In mostra le opere di O'Tama Kiyohara a Palazzo Reale
di Redazione

Palermo – Vincenzo Ragusa e O’Tama Kiyohara, lui scultore, lei pittrice. Interpreti di un sosalizio umano e artistico narrato in “Migrazione di stili”, mostra visitabile fino al 6 aprile al Palazzo Reale di Palermo, organizzata dalla Fondazione Federico II.
In esposizione 101 opere tra manufatti, cartoni e tessuti, alcune pregiate cartelle similpelle e 46 acquerelli di grande delicatezza cromatica. O’Tama visse a Palermo 51 anni.
La Fondazione ha ricostruito idealmente un complesso percorso iniziato nel 1882 quando l’artista, prima orientale a giungere in Europa, arrivò da Tokio con lo scultore palermitano Vincenzo Ragusa. Nella Palermo di fine Ottocento O’Tama Kiyohara è stata pioniera di un percorso artistico, culturale e didattico votato al progresso e all’innovazione.

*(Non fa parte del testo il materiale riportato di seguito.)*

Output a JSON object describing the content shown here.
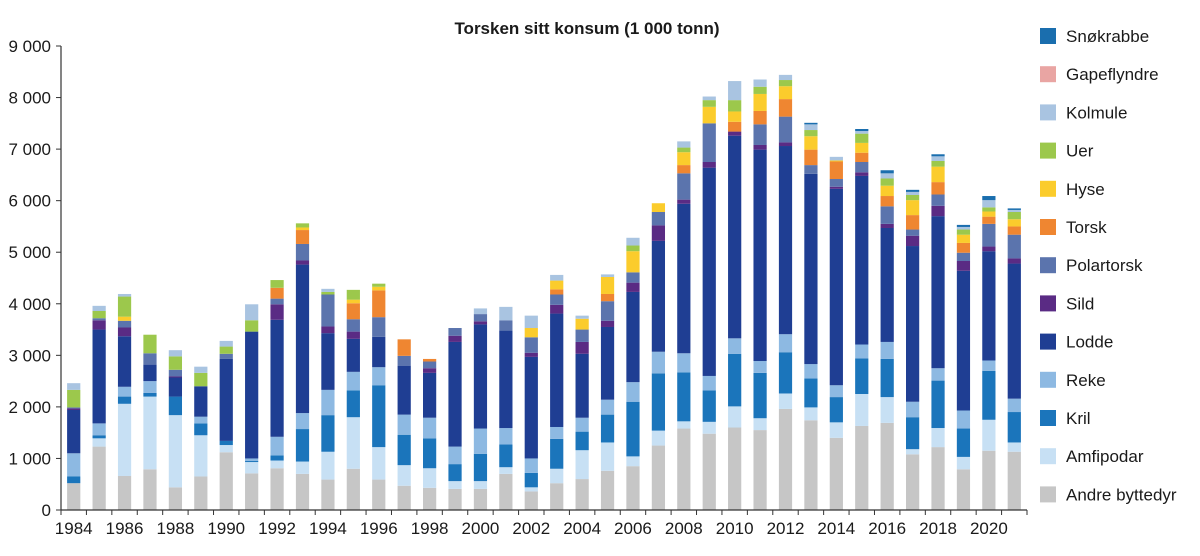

L’esposizione – che conta 101 opere – ha il merito di aver riunito finalmente i frammenti di quel lungimirante progetto, grazie al faticoso restauro di 46 acquerelli ikebana e botanici, 6 cartoni (kinkawa-gami) e 18 tessuti, sostenuto dalla Fondazione col Centro Regionale per il Restauro e il Corso di laurea in restauro dei Beni Culturali dell’Università di Palermo. In mostra anche 9 ceramiche, 14 bronzi, 2 ventagli e soprattutto il prezioso kimono dipinto a mano e ricamato con seta policroma e filo d’oro, che è stato collocato all’interno di una teca dedicata in Sala dei Vicerè.
Non un’opera di O’Tama: fu suo marito, Vincenzo Ragusa, ad acquistarlo in Giappone per la sua collezione. Oggi torna a Palermo dopo oltre un secolo grazie al prestito concesso alla Fondazione Federico II dal “Museo delle Civiltà – Museo preistorico etnografico Luigi Pigorini”.Questo kosode è tipico dello “stile della corte imperiale” (goshodoki) ed era utilizzato per i kimono indossati dalle donne di alto rango della classe samurai. Vincenzo Ragusa annota nel suo inventario: “Veste per gran dama, sposa di qualche generale”.
O’Tama Kiyohara visse a Palermo fino al 1933: portò un livello di innovazione tale da riuscire ad abbattere le resistenze di uno statico sistema artistico. L’arte orientale, fino ad allora considerata una minaccia per l’arte ufficiale, contaminò e arricchì l’espressione artistica italiana. Al contempo, l’arte giapponese, che faceva a meno dell’ombra e della prospettiva a vantaggio delle composizioni decorative, viene contaminata dalla luce della Sicilia.
Parte delle opere sono state finora custodite amorevolmente dal Liceo Artistico Ragusa Kiyohara di Palermo, che ha collaborato sin dal primo passo alla realizzazione della mostra e oggi rappresenta anello di congiunzione tra passato e presente. Una storia che parte da molto lontano, quando nel 1883 nella casa dello scultore in via Scinà inaugurò il Museo d’Arte Giapponese con undici sale espositive che ospitavano la collezione dei manufatti provenienti dal Giappone. Il Museo diventò anche Scuola-Officina e O’Tama fu nominata vice preside e direttrice della sezione femminile.
È solo nel 1884 che la “casa-museo-officina”si trasformò in Museo Artistico Industriale Scuole Officine e infine nel 1887 divenne Scuola d’Arte applicata all’Industria. Un riconoscimento che, tuttavia, rappresentò la fine del sogno di Ragusa: il Regio Decreto, sotto invito delle autorità locali, abolì i corsi giapponesi e la chiusura del Museo. Il gusto autentico italiano era messo a rischio dall’impianto orientale della scuola.